In total, from 1.2 trillion yuan ($ 188 billion) to 1.5 trillion yuan ($ 235 billion) can be spent on the replenishment of the investment projects, many of which have already been approved.

Such infusions will provide the total investment potential of 5 - 7 trillion yuan in the next three years or from 2.5% to 3.4% of GDP (as of 2015) per year, according to the CICC.

Investment projects will be financed not only by the state but also by commercial banks and private investors through a public-private partnership.

Fiscal policy in China "will work in full force to support the growth," says CICC.

Chinese authorities have decided to stimulate the slowing economic growth by "more decisive" fiscal policy. In addition to the allocation of funds for the financing of infrastructure projects and tax cuts for small businesses, Beijing intends to accelerate the process of approval of duty-free shops construction.

The Ministry of Finance of China also announced plans to introduce quotas on debt issuance by local and regional authorities. Earlier this year, the Chinese regulator imposed restrictions on the volume of outstanding bonds of these issuers; the ceiling is 16 trillion yuan ($ 2.5 billion) now.

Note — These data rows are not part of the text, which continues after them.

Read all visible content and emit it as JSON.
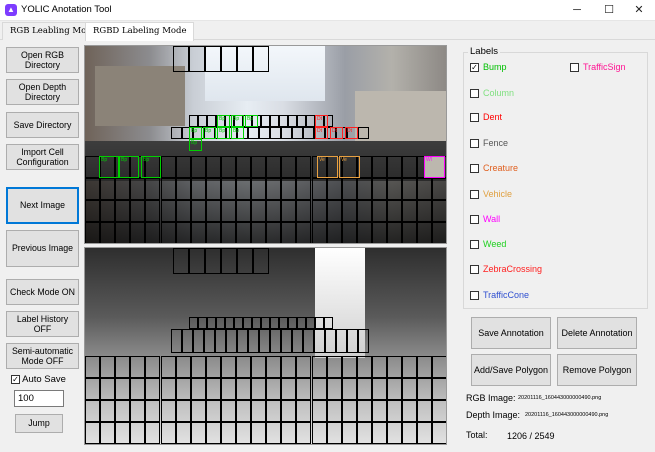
{
  "window": {
    "title": "YOLIC Anotation Tool",
    "app_icon": "app-logo-icon"
  },
  "window_controls": {
    "minimize": "─",
    "maximize": "☐",
    "close": "✕"
  },
  "tabs": [
    {
      "label": "RGB Leabling Mode"
    },
    {
      "label": "RGBD Labeling Mode"
    }
  ],
  "left_panel": {
    "open_rgb": "Open RGB Directory",
    "open_depth": "Open Depth Directory",
    "save_dir": "Save Directory",
    "import_cell": "Import Cell Configuration",
    "next_image": "Next Image",
    "previous_image": "Previous Image",
    "check_mode": "Check Mode ON",
    "label_history": "Label History OFF",
    "semi_auto": "Semi-automatic Mode OFF",
    "auto_save": "Auto Save",
    "auto_save_checked": true,
    "jump_value": "100",
    "jump": "Jump"
  },
  "labels_panel": {
    "title": "Labels",
    "items": [
      {
        "name": "Bump",
        "color": "#00c000",
        "checked": true
      },
      {
        "name": "TrafficSign",
        "color": "#ff1493",
        "checked": false
      },
      {
        "name": "Column",
        "color": "#80e080",
        "checked": false
      },
      {
        "name": "Dent",
        "color": "#ff0000",
        "checked": false
      },
      {
        "name": "Fence",
        "color": "#555555",
        "checked": false
      },
      {
        "name": "Creature",
        "color": "#e06020",
        "checked": false
      },
      {
        "name": "Vehicle",
        "color": "#e0a040",
        "checked": false
      },
      {
        "name": "Wall",
        "color": "#ff00ff",
        "checked": false
      },
      {
        "name": "Weed",
        "color": "#20d020",
        "checked": false
      },
      {
        "name": "ZebraCrossing",
        "color": "#ff2020",
        "checked": false
      },
      {
        "name": "TrafficCone",
        "color": "#3050d0",
        "checked": false
      }
    ]
  },
  "right_panel": {
    "save_annotation": "Save Annotation",
    "delete_annotation": "Delete Annotation",
    "add_save_polygon": "Add/Save Polygon",
    "remove_polygon": "Remove Polygon",
    "rgb_image_label": "RGB Image:",
    "rgb_image_file": "20201116_160443000000490.png",
    "depth_image_label": "Depth Image:",
    "depth_image_file": "20201116_160443000000490.png",
    "total_label": "Total:",
    "total_value": "1206 / 2549"
  },
  "cell_tags": {
    "bump": "Bp",
    "dent": "Dt",
    "vehicle": "Ve",
    "wall": "Wl"
  }
}
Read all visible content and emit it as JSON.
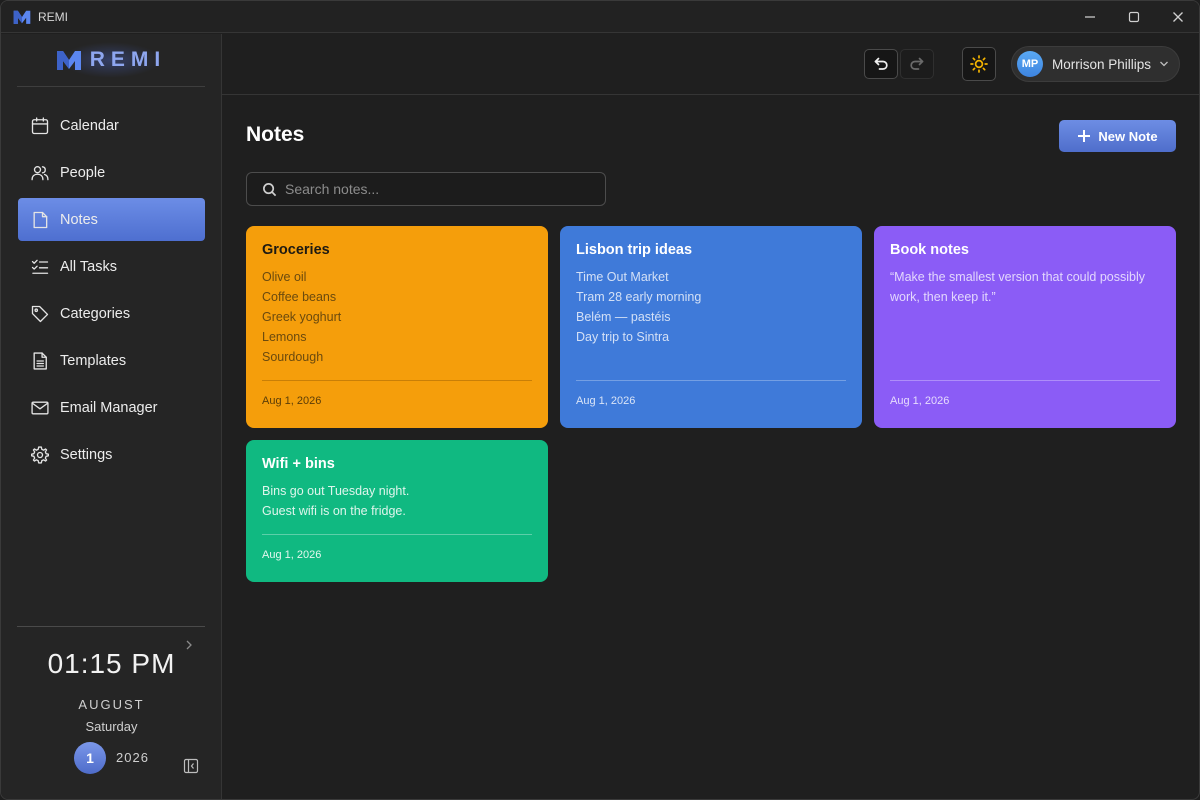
{
  "window": {
    "title": "REMI"
  },
  "brand": {
    "name": "REMI"
  },
  "sidebar": {
    "items": [
      {
        "label": "Calendar",
        "icon": "calendar-icon",
        "active": false
      },
      {
        "label": "People",
        "icon": "people-icon",
        "active": false
      },
      {
        "label": "Notes",
        "icon": "note-icon",
        "active": true
      },
      {
        "label": "All Tasks",
        "icon": "checklist-icon",
        "active": false
      },
      {
        "label": "Categories",
        "icon": "tag-icon",
        "active": false
      },
      {
        "label": "Templates",
        "icon": "document-icon",
        "active": false
      },
      {
        "label": "Email Manager",
        "icon": "mail-icon",
        "active": false
      },
      {
        "label": "Settings",
        "icon": "gear-icon",
        "active": false
      }
    ]
  },
  "clock": {
    "time": "01:15 PM",
    "month": "AUGUST",
    "weekday": "Saturday",
    "day": "1",
    "year": "2026"
  },
  "header": {
    "user_initials": "MP",
    "user_name": "Morrison Phillips"
  },
  "main": {
    "title": "Notes",
    "new_note_label": "New Note",
    "search_placeholder": "Search notes...",
    "notes": [
      {
        "title": "Groceries",
        "lines": [
          "Olive oil",
          "Coffee beans",
          "Greek yoghurt",
          "Lemons",
          "Sourdough"
        ],
        "date": "Aug 1, 2026",
        "color": "#f59e0b"
      },
      {
        "title": "Lisbon trip ideas",
        "lines": [
          "Time Out Market",
          "Tram 28 early morning",
          "Belém — pastéis",
          "Day trip to Sintra"
        ],
        "date": "Aug 1, 2026",
        "color": "#3f7ad9"
      },
      {
        "title": "Book notes",
        "lines": [
          "“Make the smallest version that could possibly",
          "work, then keep it.”"
        ],
        "date": "Aug 1, 2026",
        "color": "#8b5cf6"
      },
      {
        "title": "Wifi + bins",
        "lines": [
          "Bins go out Tuesday night.",
          "Guest wifi is on the fridge."
        ],
        "date": "Aug 1, 2026",
        "color": "#10b981"
      }
    ]
  },
  "colors": {
    "accent": "#5a7bd8",
    "background": "#1f1f1f",
    "sidebar": "#252525"
  }
}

In an effort to ease the debt burden of the regions, Beijing introduced a program of 3.2 trillion yuan volume, allowing local and regional authorities to issue bonds for raising funds to repay the securities placed earlier under higher interest rates.

The growth rate of China's GDP in the first and second quarter of 2015 amounted to 7%, which is the least during six years. Statistical data on China's economy for July and August are indicating a continued weakening of the economic recovery, despite a series of reductions in the key rate by the Chinese central bank and a number of other measures taken by the authorities of the country.

CICC was established in 1995, headquartered in Beijing, has offices in Shanghai, Hong Kong, Singapore, London and New York. It is the first and one of the largest investment banks in China.